4. Nauru holds the distinction of being the fattest nation in the world. Nauru’s average citizen has a BMI of between 34 and 35. The normal global average is between 18.5 and 24.9. More than 70% of the residents are obese.
5. This tiny country does not have any armed forces. They depend on Australia for defence, should they need it. Although this is the case, the country has an armed police force to ensure the safety of its citizens.
6. Nauru is the least-visited country in the world, with only 200 tourists visiting the country in 2011.
7. Nauru became a tax haven in the 1990s and offered passports for foreigners for a fee. Anyone could set up a licensed bank account in the country for only $25,000, with no other requirements during the 1990s. The country’s loose banking laws made it possible for foreigners to set up shell accounts in Nauru, thus making it possible for people to launder money. The Russian mafia managed to launder over $70 billion through Nauru. The FAFT (Financial Action Task Force) listed Nauru among the fifteen uncooperative states in terms of money laundering. Nauru finally introduced anti-avoidance regulation in 2003, which caused the foreign funds to leave the country. The non-cooperative label was lifted in October 2005.
How to reach?
The sole airport of the island is the Nauru International Airport and the national airline carrier is Nauru Airlines. There are no flights to Nauru from India. The most convenient option is to take a flight from India to Brisbane or Majuro. From there, you can take a direct flight to Nauru.

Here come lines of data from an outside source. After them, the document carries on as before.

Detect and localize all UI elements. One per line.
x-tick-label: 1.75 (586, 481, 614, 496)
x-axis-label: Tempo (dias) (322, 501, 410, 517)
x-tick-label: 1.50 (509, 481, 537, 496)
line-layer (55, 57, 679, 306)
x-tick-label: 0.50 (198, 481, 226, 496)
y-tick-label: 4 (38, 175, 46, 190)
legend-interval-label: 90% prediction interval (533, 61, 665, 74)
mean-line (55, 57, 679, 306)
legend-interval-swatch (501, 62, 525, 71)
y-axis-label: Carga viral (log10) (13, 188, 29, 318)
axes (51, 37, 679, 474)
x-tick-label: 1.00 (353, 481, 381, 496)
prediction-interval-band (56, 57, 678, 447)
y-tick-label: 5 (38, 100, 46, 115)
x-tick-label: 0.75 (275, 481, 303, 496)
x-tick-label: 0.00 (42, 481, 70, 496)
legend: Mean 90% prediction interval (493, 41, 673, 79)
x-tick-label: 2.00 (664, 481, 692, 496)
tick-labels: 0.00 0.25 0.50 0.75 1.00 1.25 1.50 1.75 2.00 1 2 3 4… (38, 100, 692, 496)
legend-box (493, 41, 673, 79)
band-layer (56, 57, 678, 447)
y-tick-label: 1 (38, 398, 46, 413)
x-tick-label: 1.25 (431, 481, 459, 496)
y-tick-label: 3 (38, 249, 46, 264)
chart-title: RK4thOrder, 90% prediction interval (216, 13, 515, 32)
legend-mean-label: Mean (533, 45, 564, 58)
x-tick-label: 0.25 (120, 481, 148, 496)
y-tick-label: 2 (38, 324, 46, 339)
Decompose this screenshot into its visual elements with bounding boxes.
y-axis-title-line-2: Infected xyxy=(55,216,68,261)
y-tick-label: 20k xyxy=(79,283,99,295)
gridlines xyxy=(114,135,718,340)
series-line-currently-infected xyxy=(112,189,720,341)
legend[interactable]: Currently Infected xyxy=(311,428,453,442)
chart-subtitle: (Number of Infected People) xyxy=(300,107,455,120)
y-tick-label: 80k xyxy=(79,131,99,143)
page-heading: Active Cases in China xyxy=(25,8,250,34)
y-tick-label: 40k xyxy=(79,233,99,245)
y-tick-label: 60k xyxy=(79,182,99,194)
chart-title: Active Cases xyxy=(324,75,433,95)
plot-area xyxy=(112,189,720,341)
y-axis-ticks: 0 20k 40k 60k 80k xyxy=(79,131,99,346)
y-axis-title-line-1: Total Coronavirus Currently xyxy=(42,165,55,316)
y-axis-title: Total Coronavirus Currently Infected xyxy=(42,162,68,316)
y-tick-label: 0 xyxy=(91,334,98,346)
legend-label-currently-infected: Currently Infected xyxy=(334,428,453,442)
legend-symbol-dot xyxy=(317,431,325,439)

Anibare Bay: Anibare Bay is located in Anibare which is one of the districts of Nauru and has one of the best beaches. As the largest bay in the district, this place draws tourists with its unusual physical features and its 2 km long beach. Shaped by underwater volcanic activity, the protected bay is extremely safe for swimming Many come at sunrise for magnificent views as well.
Explore the World War 2 Remains: Nauru was occupied by the Japanese forces during WWII and the locals went sent to Chuuk to help in the war. Because the centre of Nauru still has some unexplored areas, you can find the remnants of the Japanese guns and a prison for the prisoners of war which are quite intriguing.